How can EU farm policy be reshaped to make it less bureaucratic, and help farmers to produce high-quality foods at competitive prices even in times of crisis? Legislative reform proposals were debated Monday at a unique meeting of EP Agriculture Committee MEPs, Member States' farm ministers and the European Commission.
The debate focused on direct support for farmers, market regulation, rural development and the financial implications of the reform proposals. This was the first time in the EU's history that legislative proposals for farm policy reform were discussed in the one room by the two co-deciding bodies - the European Parliament and the Council of Ministers.
In his opening speech, European Parliament President Jerzy Buzek urged participants to act responsibly in reforming “one of the EU's oldest policies", accounting for 37% of its budget for 2014-2020.
MEPs and agriculture ministers "will have to find solutions that strike a balance among all farmers in 27 Member States, big and small farms, central and remote areas" to shape a new policy, able to respond to new challenges and be accepted by EU citizens, said Mr Buzek. Strong and internationally-competitive agriculture is "one of elements that will get us out of the current crisis", he said.
Given the unusual circumstances that farmers all around the world face today, such as increased pressure on food security and extreme price volatility, the logic of continuity with past reforms must be superseded, said EP Agriculture Committee chair Paolo de Castro (S&D, IT). "Today our first responsibility is to offer our farmers new tools to meet new challenges", he said, emphasising that the EU "cannot afford further loss of agriculture potential".
The legislative proposals tabled by the European Commission have led to "widespread perplexity - what should have been an update [...] looks more like continuity", said Mr de Castro, explaining that "the proposed measures would keep production down instead of promoting it, add more red tape for farmers [...] and appear insufficient to deal with the crisis".
However, Parliament "will use all its prerogatives" to make sure the new farm policy is able to tackle all new challenges ahead, he said.
Expectations to be met
Reforming EU farm policy is a "huge challenge" and the expectations of farmers, producers and citizens are enormous, said President-in-office of the Agriculture Council, Polish minister Marek Sawick, who welcomed the Commission proposals as a "starting point" for an open public debate.
Cut bureaucracy, say MEPs and ministers
Whilst agreeing with ministers that many parts of the proposals, such as stepping up support for young farmers and investment in research, go in the right direction, MEPs nonetheless felt that as currently drafted, they were unlikely to deliver.
Many MEPs echoed the view of Albert Dess (EPP, DE) that "this proposal brings more bureaucracy", and many ministers agreed with German minister Ilse Aigner that "simplifying the CAP is the core point [of the reform]".
The proposal to set aside 7% of land for ecological purposes "would run counter to the food security goal", said Luxembourg minister Romain Schneider.
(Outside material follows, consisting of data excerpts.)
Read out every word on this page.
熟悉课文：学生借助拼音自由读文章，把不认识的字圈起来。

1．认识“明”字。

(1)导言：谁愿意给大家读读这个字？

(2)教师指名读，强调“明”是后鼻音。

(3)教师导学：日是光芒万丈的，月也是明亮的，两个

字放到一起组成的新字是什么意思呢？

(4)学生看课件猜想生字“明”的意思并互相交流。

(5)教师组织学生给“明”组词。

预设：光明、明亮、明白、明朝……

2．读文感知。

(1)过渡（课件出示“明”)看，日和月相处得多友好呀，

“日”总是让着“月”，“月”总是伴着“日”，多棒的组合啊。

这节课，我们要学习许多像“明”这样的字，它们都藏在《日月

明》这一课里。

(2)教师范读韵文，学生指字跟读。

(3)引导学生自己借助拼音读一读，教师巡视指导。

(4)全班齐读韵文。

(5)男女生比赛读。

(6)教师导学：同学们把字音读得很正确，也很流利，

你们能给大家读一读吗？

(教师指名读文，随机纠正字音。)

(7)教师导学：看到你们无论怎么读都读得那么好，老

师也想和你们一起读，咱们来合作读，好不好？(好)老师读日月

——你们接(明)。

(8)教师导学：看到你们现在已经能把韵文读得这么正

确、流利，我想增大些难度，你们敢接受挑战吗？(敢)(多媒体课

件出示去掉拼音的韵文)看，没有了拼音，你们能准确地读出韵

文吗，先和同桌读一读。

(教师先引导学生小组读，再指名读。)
John Stuart Agnew (EFD, UK), went further, saying that proposed measures would "increase world hunger." George Lyon (ALDE, UK), urged that "we need to stick to the main objective - that of feeding the population".
The new farm policy must be based on sustainability, said Martin Häusling (Greens/EFA, DE). Irish minister Simon Coveney agreed that "the EU should lead the world" on sustainability, adding however that differing rules should apply to countries with differing conditions.
The plan to make up to 30% of payments conditional upon farmers taking "greening" measures was also criticized. "Environmental measures do matter, but 30% is too much", said Bulgarian Minister Miroslav Naydenov, echoed by other ministers and MEPs.
Fairer distribution of EU funds
"The new CAP must be fairer and at the same time more effective", addressing the needs of farmers and society as a whole, said one of Parliament's rapporteurs, Luis Manuel Capoulas Santos (S&D, PT). "There is no justification for a system based on historical references", added Mr Häusling.
The proposed gradual move towards uniform per-hectare payments by 2019 drew widespread criticism. Several ministers from Baltic states and MEPs such as Alfreds Rubiks (GUE/NGL, LV), said that this move would be too slow in reducing differences among Member States.
Others, such as Mr Coveney and his Spanish counterpart Rosa Aguilar Rivero, said that new system would cause "huge damage" and "territorial imbalances".
No to capping direct payments
Plans to cap direct payments to farmers were rejected by several ministers, including Ilse Aigner (DE), Petr Bendl (CZ) and Zsolt Simon (SK).
Many participants also rejected a Commission proposal to abolish sugar quotas as soon as 2015 and some, such as Romanian minister Valeriu Tabara, said they should be extended until 2020.
No-one had rejected the proposed measures, and the discussion was about improving their content, said Agriculture Commissioner Dacian Cioloş in his concluding remarks.